Funny enough, I find social media terrifying. In the past 4 years, I think I’ve only posted on Facebook twice. Part of the beauty of these images is I can express myself and my interests while staying private. Some might call it hypocritical, but I see what I do as a way to honor those who’ve come before us, and I try my best to do it as respectfully as possible. I can only hope to leave behind a photograph of myself so great that a stranger wants to buy it.


EG: What are your plans for @discoveringlostsouls? What other creative plans do you have in the works?


JK: @discoveringlostsouls has grown larger than I could have possibly anticipated; I hope to be fortunate enough to see that continue to grow as the years go on. I have a tendency to be a bit of a dreamer, but I’d love to one day make a book of my favorite images, maybe even an exhibit. All I know for sure is I’m going to keep collecting and sharing photos. Any opportunities that come my way not only am I open to but also extremely thankful for. I’d like to thank Flapper Press for the opportunity to share a bit about myself and my photos. Something like this is a first for me!


EG: Please tell our readers about at least 5 of your favorite Instagram posts/images.

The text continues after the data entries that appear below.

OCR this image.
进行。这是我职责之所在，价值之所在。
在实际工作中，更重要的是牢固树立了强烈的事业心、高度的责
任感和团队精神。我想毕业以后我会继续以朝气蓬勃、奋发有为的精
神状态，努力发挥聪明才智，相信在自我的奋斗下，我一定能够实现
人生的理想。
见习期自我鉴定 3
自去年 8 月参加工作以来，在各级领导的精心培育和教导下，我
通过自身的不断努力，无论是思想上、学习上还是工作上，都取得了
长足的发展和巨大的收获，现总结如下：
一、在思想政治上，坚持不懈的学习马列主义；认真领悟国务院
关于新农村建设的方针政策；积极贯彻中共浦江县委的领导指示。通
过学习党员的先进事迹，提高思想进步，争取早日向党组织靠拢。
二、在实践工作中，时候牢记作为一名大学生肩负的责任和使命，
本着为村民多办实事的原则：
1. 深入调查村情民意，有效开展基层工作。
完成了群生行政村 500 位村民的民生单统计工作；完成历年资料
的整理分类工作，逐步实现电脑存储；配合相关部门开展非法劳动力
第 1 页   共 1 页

Thank you so much for letting us feature you on THE FEED! Good luck with all your endeavors!


Monsheeda (L) and Mehunga (R), Ponca, circa 1890–1900

What's not to like about this image? It is true that so often images this old have a tendency to be very stiff. Obviously, that wasn't always the case. The reality is, most people didn't smile or show much affection in studio photos like this because it was considered informal.


Church of God in Christ, circa 1930–1940

If studio photos were intended to be formal, then snapshots are the perfect opportunity to capture real and raw moments. I'm not sure it can get more real than this.


Lula Lee, age 24, circa 1920

Miss Lula Lee is one of my favorites—the pose, the attitude, the outfit.

I mean it when I say she is everything, and trust me she knows it.


High Eagle family, Pawnee, circa 1900–1910

Maybe by seeing this image you too can understand why I love it so much.

Multi-generational images are something I love to see, but as I mentioned, what really makes this image for me is their hands; notice the way the ring on Mrs. High Eagle's (L) hand, plus the way her hands lay over her stomach, just feels so familiar.


Photo booth photo, circa 1950

Sometimes body language is everything. That could be said for a few of the photos I've shared, but this one in particular. Speak of a picture worth a thousand words!